# OpenVaccine Competition

Welcome to the OpenVaccine competition repository. This competition challenges participants to develop models to predict RNA degradation rates at the base level, a critical step towards designing stable mRNA vaccines for COVID-19.

---

## Overview

### Competition Background

Winning the fight against the COVID-19 pandemic requires an effective vaccine that can be equitably and widely distributed. mRNA vaccines show significant promise but face challenges related to stability. RNA molecules are prone to degradation and even a single cut can render the vaccine ineffective. Understanding the degradation mechanisms at the base level is therefore essential.

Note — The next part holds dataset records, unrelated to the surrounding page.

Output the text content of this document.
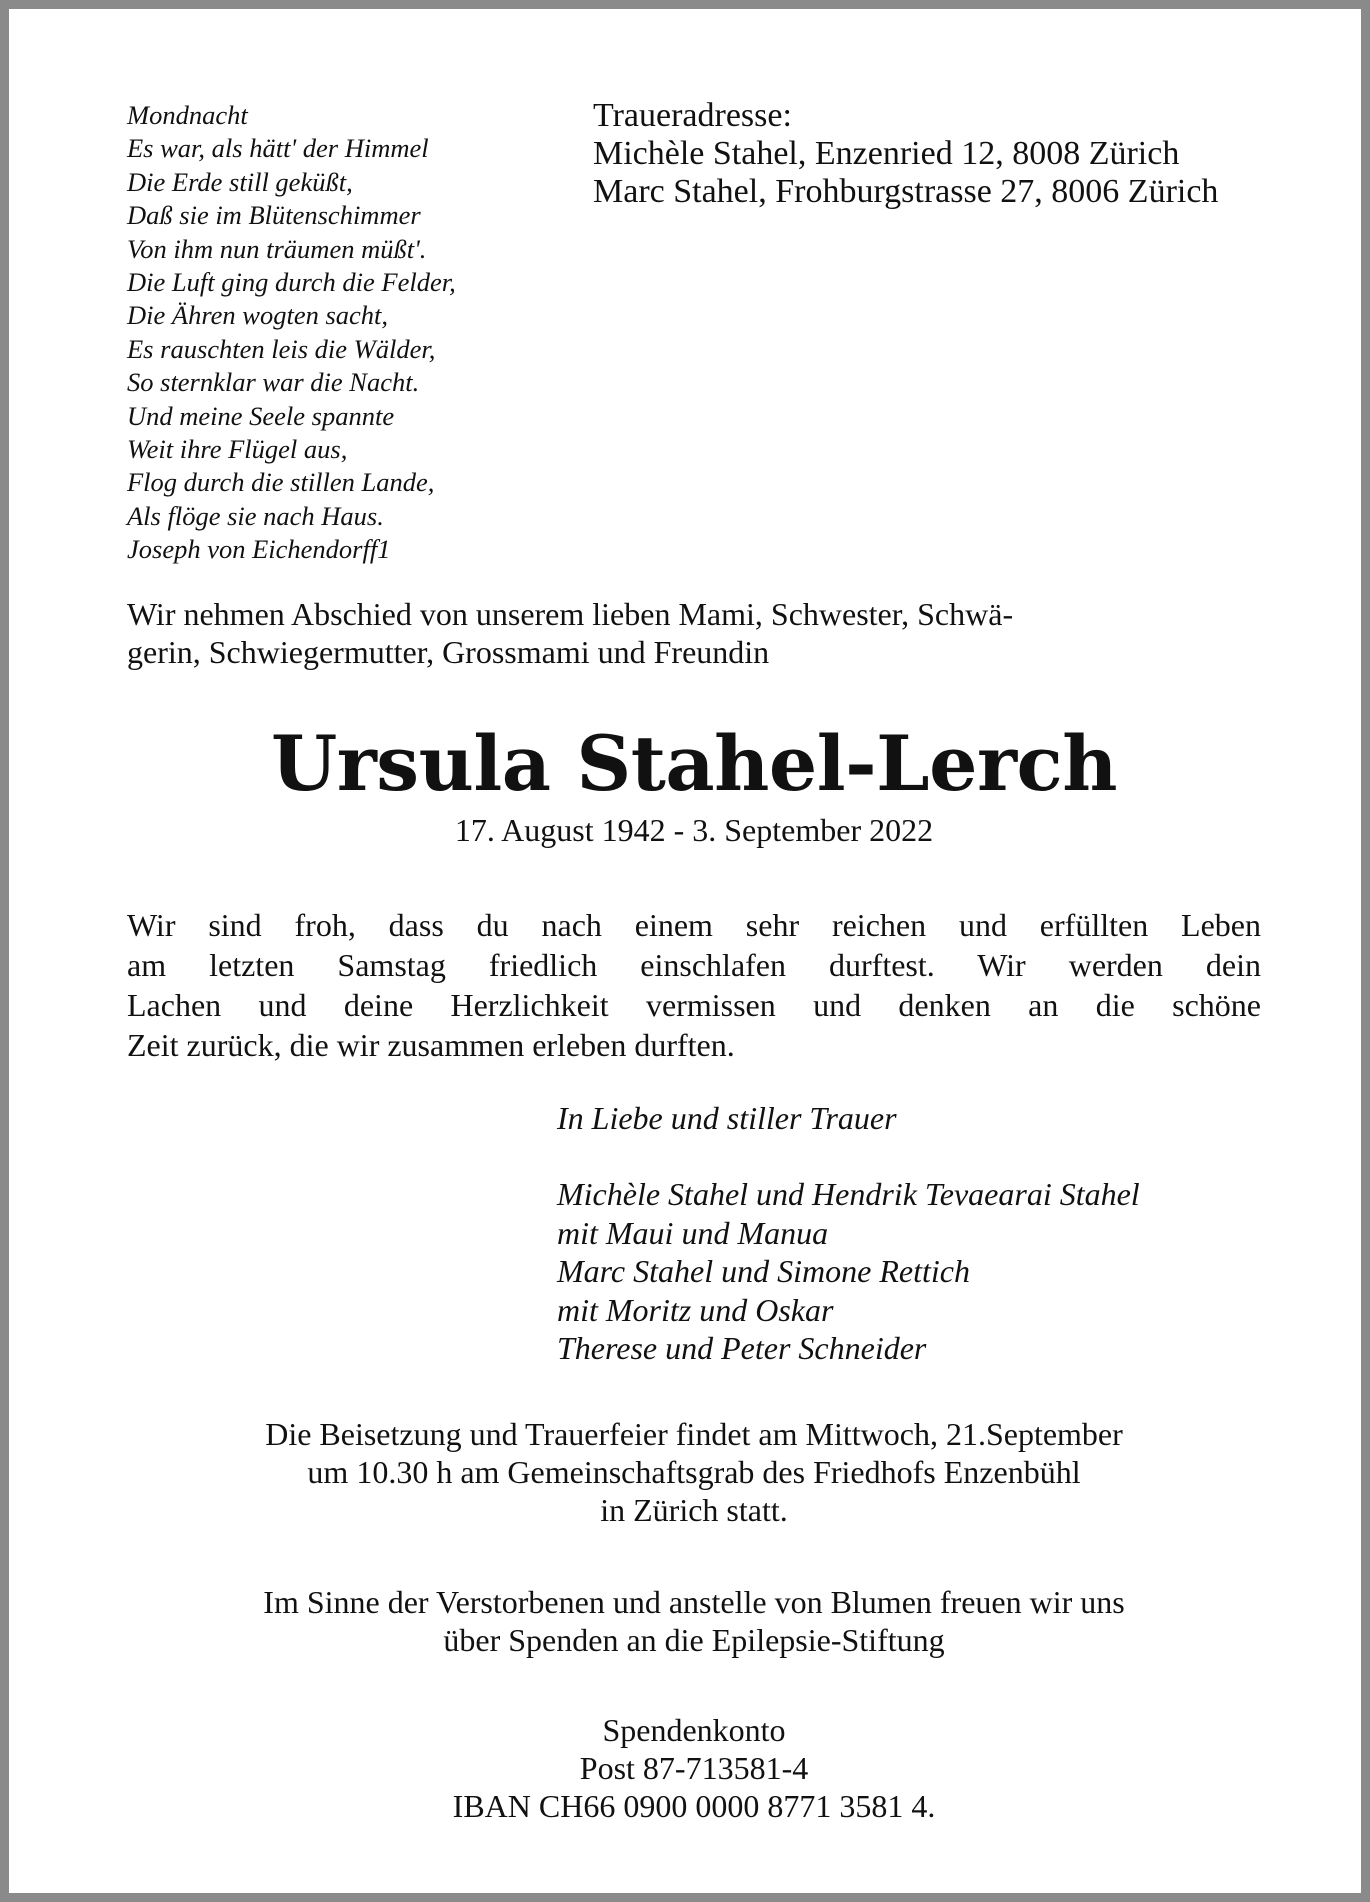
Mondnacht
Es war, als hätt' der Himmel
Die Erde still geküßt,
Daß sie im Blütenschimmer
Von ihm nun träumen müßt'.
Die Luft ging durch die Felder,
Die Ähren wogten sacht,
Es rauschten leis die Wälder,
So sternklar war die Nacht.
Und meine Seele spannte
Weit ihre Flügel aus,
Flog durch die stillen Lande,
Als flöge sie nach Haus.
Joseph von Eichendorff1
Traueradresse:
Michèle Stahel, Enzenried 12, 8008 Zürich
Marc Stahel, Frohburgstrasse 27, 8006 Zürich
Wir nehmen Abschied von unserem lieben Mami, Schwester, Schwä-
gerin, Schwiegermutter, Grossmami und Freundin
Ursula Stahel-Lerch
17. August 1942 - 3. September 2022
Wir sind froh, dass du nach einem sehr reichen und erfüllten Leben
am letzten Samstag friedlich einschlafen durftest. Wir werden dein
Lachen und deine Herzlichkeit vermissen und denken an die schöne
Zeit zurück, die wir zusammen erleben durften.
In Liebe und stiller Trauer
Michèle Stahel und Hendrik Tevaearai Stahel
mit Maui und Manua
Marc Stahel und Simone Rettich
mit Moritz und Oskar
Therese und Peter Schneider
Die Beisetzung und Trauerfeier findet am Mittwoch, 21.September
um 10.30 h am Gemeinschaftsgrab des Friedhofs Enzenbühl
in Zürich statt.
Im Sinne der Verstorbenen und anstelle von Blumen freuen wir uns
über Spenden an die Epilepsie-Stiftung
Spendenkonto
Post 87-713581-4
IBAN CH66 0900 0000 8771 3581 4.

The Eterna community, in collaboration with researchers from Stanford University, has embraced a novel approach. By combining scientific expertise with crowdsourced insights from gamers, they tackle challenges in RNA design. This competition leverages data science to design models predicting degradation rates at each RNA base position, aiding the acceleration of mRNA vaccine development.

### Data Overview

Participants will work with a dataset comprised of over 3000 RNA molecules, where each molecule is annotated with a series of experimental measurements. The dataset includes:

- **train.json** – Contains the training data.
- **test.json** – Test data without any ground truth values.
- **sample_submission.csv** – A sample submission file demonstrating the required format.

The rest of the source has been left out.